We seem to be in contract hell at the moment, having to sign our lives away. But that is a good thing, right? It must mean more work!
For a small business dealing with large global clients, this can be an extremely time-consuming process we have to go through before we can even start any work. Before we get to this point, we have already completed a Request for Information (RFI) and a Request for Proposal (RFP), both of which can include requests for all sorts of detailed information including individual employees’ salaries (which we never disclose). We even had one that requested over 100 budgets for fictitious projects! As you can imagine, hours, days and weeks of effort can go into these.
Recently we received a new contract for review and signature that took us by surprise. To be honest, we were at that here we go again stage, expecting 90-day payment terms and clauses giving exclusive intellectual property rights on everything we do, whether or not it’s for them. But to our pleasant surprise they were nowhere to be found. It was probably the most fair and well-constructed contract we’ve received to date.
To keep within the terms of the agreement we have changed the details a little, but here are the highlights.
1. Payment Terms
30-day standard as well as the agreement to resolve any problems in invoicing within a very short period.
Payment terms are the usual contentious issue and it is not unusual to find 90-day payment terms from the date of invoice, which always seems a little unfair on having to wait for three months to be paid for work you started six months ago. If only we could get our staff to agree to payments of their salaries in the same way.
This is straightforward: we have to cover our side and they cover theirs, all with realistic levels appropriate to our business.
Our broker reviews all our contracts and constantly points out we cannot insure our client’s liabilities, no matter if it is in a contract or not.
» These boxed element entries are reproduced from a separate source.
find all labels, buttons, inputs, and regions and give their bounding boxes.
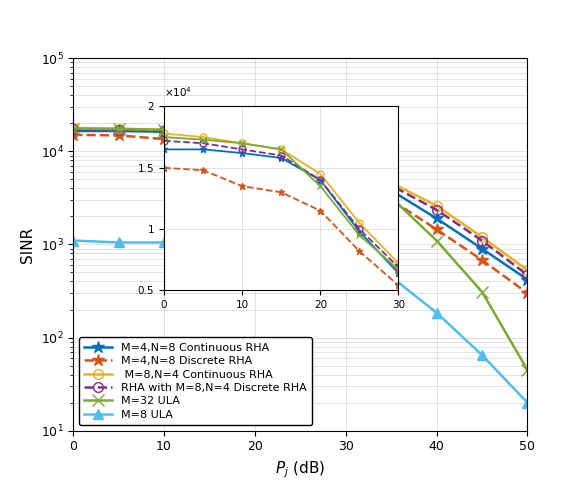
 M=8,N=4 Continuous RHA — [433, 203, 440, 209]
M=4,N=8 Discrete RHA — [115, 133, 122, 138]
M=8 ULA — [251, 243, 258, 249]
 M=8,N=4 Continuous RHA — [161, 127, 168, 133]
M=4,N=8 Discrete RHA — [478, 257, 485, 263]
RHA with M=8,N=4 Discrete RHA — [161, 128, 168, 134]
RHA with M=8,N=4 Discrete RHA — [478, 238, 485, 243]
 M=8,N=4 Continuous RHA — [524, 267, 531, 273]
 M=8,N=4 Continuous RHA — [297, 146, 304, 152]
M=8 ULA — [115, 240, 122, 245]
M=8 ULA — [524, 400, 531, 406]
 M=8,N=4 Continuous RHA — [342, 162, 349, 167]
M=4,N=8 Discrete RHA — [433, 227, 440, 232]
M=4,N=8 Continuous RHA — [388, 187, 395, 193]
RHA with M=8,N=4 Discrete RHA — [524, 272, 531, 278]
 M=8,N=4 Continuous RHA — [251, 133, 258, 139]
RHA with M=8,N=4 Discrete RHA — [342, 164, 349, 169]
M=4,N=8 Continuous RHA — [433, 215, 440, 221]
M=32 ULA — [161, 127, 168, 133]
M=32 ULA — [297, 151, 304, 156]
M=32 ULA — [206, 128, 213, 134]
M=4,N=8 Discrete RHA — [251, 143, 258, 149]
M=4,N=8 Continuous RHA — [70, 128, 77, 134]
Line: M=4,N=8 Discrete RHA: M=4,N=8 Discrete RHA — [67, 129, 534, 300]
Y-axis label: SINR: SINR — [20, 227, 35, 262]
M=4,N=8 Continuous RHA — [342, 166, 349, 172]
M=4,N=8 Discrete RHA — [388, 197, 395, 203]
M=4,N=8 Continuous RHA — [161, 129, 168, 135]
Line:  M=8,N=4 Continuous RHA: M=8,N=4 Continuous RHA — [69, 123, 532, 275]
RHA with M=8,N=4 Discrete RHA — [251, 135, 258, 140]
Line: M=8 ULA: M=8 ULA — [69, 236, 532, 408]
 M=8,N=4 Continuous RHA — [115, 126, 122, 132]
M=8 ULA — [342, 250, 349, 256]
M=8 ULA — [161, 240, 168, 245]
M=4,N=8 Continuous RHA — [478, 246, 485, 252]
 M=8,N=4 Continuous RHA — [478, 234, 485, 240]
Line: RHA with M=8,N=4 Discrete RHA: RHA with M=8,N=4 Discrete RHA — [69, 124, 532, 280]
M=32 ULA — [478, 289, 485, 295]
RHA with M=8,N=4 Discrete RHA — [388, 182, 395, 188]
M=4,N=8 Continuous RHA — [251, 135, 258, 140]
M=8 ULA — [297, 247, 304, 253]
M=4,N=8 Continuous RHA — [115, 128, 122, 134]
M=32 ULA — [388, 195, 395, 200]
M=4,N=8 Discrete RHA — [70, 132, 77, 138]
RHA with M=8,N=4 Discrete RHA — [115, 127, 122, 133]
M=32 ULA — [342, 165, 349, 170]
Text: $\times 10^4$: $\times 10^4$ — [164, 85, 192, 99]
RHA with M=8,N=4 Discrete RHA — [70, 126, 77, 132]
Line: M=4,N=8 Continuous RHA: M=4,N=8 Continuous RHA — [67, 125, 534, 286]
M=32 ULA — [251, 136, 258, 142]
M=4,N=8 Continuous RHA — [524, 277, 531, 283]
 M=8,N=4 Continuous RHA — [70, 125, 77, 131]
RHA with M=8,N=4 Discrete RHA — [433, 207, 440, 213]
M=8 ULA — [206, 242, 213, 247]
X-axis label: $P_j$ (dB): $P_j$ (dB) — [275, 459, 325, 480]
M=8 ULA — [388, 274, 395, 280]
M=4,N=8 Discrete RHA — [206, 138, 213, 144]
M=32 ULA — [433, 238, 440, 243]
M=8 ULA — [70, 238, 77, 243]
M=4,N=8 Continuous RHA — [206, 130, 213, 136]
M=4,N=8 Discrete RHA — [297, 156, 304, 162]
M=4,N=8 Discrete RHA — [524, 290, 531, 296]
Legend: M=4,N=8 Continuous RHA, M=4,N=8 Discrete RHA,  M=8,N=4 Continuous RHA, RHA with : M=4,N=8 Continuous RHA, M=4,N=8 Discrete… — [79, 337, 312, 425]
M=8 ULA — [478, 352, 485, 358]
M=32 ULA — [524, 367, 531, 373]
M=4,N=8 Discrete RHA — [161, 136, 168, 142]
RHA with M=8,N=4 Discrete RHA — [297, 148, 304, 154]
M=32 ULA — [115, 126, 122, 132]
 M=8,N=4 Continuous RHA — [206, 128, 213, 134]
M=4,N=8 Discrete RHA — [342, 173, 349, 179]
M=32 ULA — [70, 126, 77, 132]
Line: M=32 ULA: M=32 ULA — [68, 123, 533, 376]
 M=8,N=4 Continuous RHA — [388, 180, 395, 185]
M=8 ULA — [433, 310, 440, 316]
RHA with M=8,N=4 Discrete RHA — [206, 129, 213, 135]
M=4,N=8 Continuous RHA — [297, 149, 304, 155]
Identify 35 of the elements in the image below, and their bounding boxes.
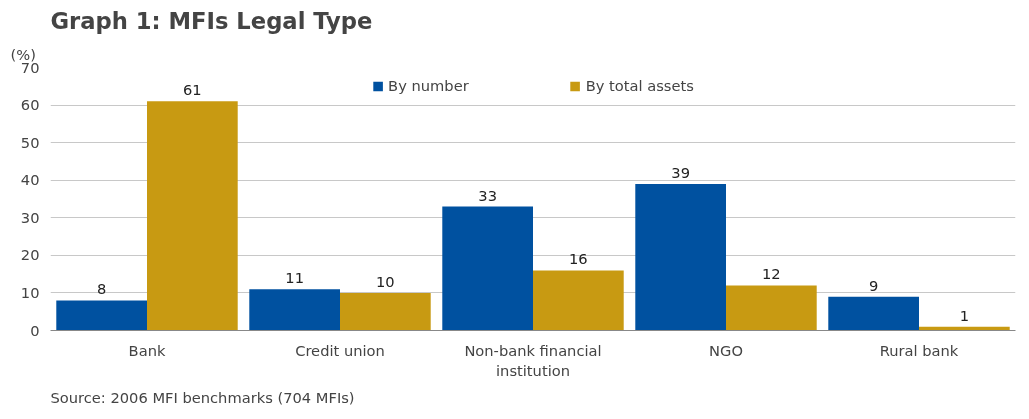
x-tick-label: Non-bank financial institution [464, 341, 602, 379]
data-label: 1 [959, 306, 970, 324]
x-tick-label: Rural bank [879, 341, 959, 359]
bar [828, 296, 919, 331]
bar [147, 101, 238, 331]
legend-label: By number [388, 77, 469, 94]
source-note: Source: 2006 MFI benchmarks (704 MFIs) [50, 388, 355, 406]
y-tick-label: 60 [20, 96, 40, 114]
y-tick-label: 30 [20, 208, 40, 226]
data-label: 16 [569, 250, 588, 268]
bar [249, 289, 340, 331]
y-tick-label: 40 [20, 171, 40, 189]
y-tick-label: 50 [20, 133, 40, 151]
data-label: 10 [376, 272, 395, 290]
bar [635, 183, 726, 331]
data-label: 8 [96, 280, 107, 298]
data-label: 39 [671, 163, 690, 181]
y-tick-label: 10 [20, 283, 40, 301]
y-tick-label: 20 [20, 246, 40, 264]
legend-label: By total assets [585, 77, 694, 94]
data-label: 61 [183, 81, 202, 99]
chart-title: Graph 1: MFIs Legal Type [50, 7, 373, 34]
bar [340, 292, 431, 331]
bar [56, 300, 147, 331]
bar [726, 285, 817, 331]
data-label: 9 [868, 276, 879, 294]
data-label: 11 [285, 269, 304, 287]
bar [442, 206, 533, 331]
x-tick-label: Credit union [295, 341, 385, 359]
x-tick-label: Bank [128, 341, 166, 359]
data-label: 12 [762, 265, 781, 283]
x-tick-label: NGO [709, 341, 743, 359]
data-label: 33 [478, 186, 497, 204]
bar [533, 270, 624, 331]
y-tick-label: 0 [30, 321, 40, 339]
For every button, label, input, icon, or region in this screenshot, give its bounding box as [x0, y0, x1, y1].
Apparently this is UK law.
3. IPR (Intellectual property rights)
The contract demonstrated an understanding that the client cannot own all IPR, only on what we produce for them and then not always all of it. A simple example of this is when we are on a limited budget and the project needs the use of library photography. Surprisingly, they cannot have exclusive full worldwide rights! They also can not own the rights to the code of the software we use — we have asked Adobe but, astonishingly, they won’t hand it over!
We both have the right to terminate the contract under the same reasonable grounds.
This is very different to a 30-day notice period with no reason needed, where we have no rights whatsoever. So why are we discounting rates and signing a three-year deal?
5. Self promotion
All we need to do is ask for permission. It doesn’t mean we will get it, but it seems reasonable.
As we take these clauses very seriously, not being able to claim work that is in the public domain or even say we work with certain clients constrains our ability to offer stability, especially as prospective clients always ask who we work with and if we can share examples of what we’ve done. New work is the lifeline that keeps us all fed.
This was written in simple, easily digestible language that we understood straight away. There was very little ambiguity. Maybe someone has been taking advice from some of our health literacy work!
We would like to thank our client for such a straightforward way of doing business. Starting the working relationship on a positive, energetic note has resonated within the agency, and we look forward to doing some great work with them.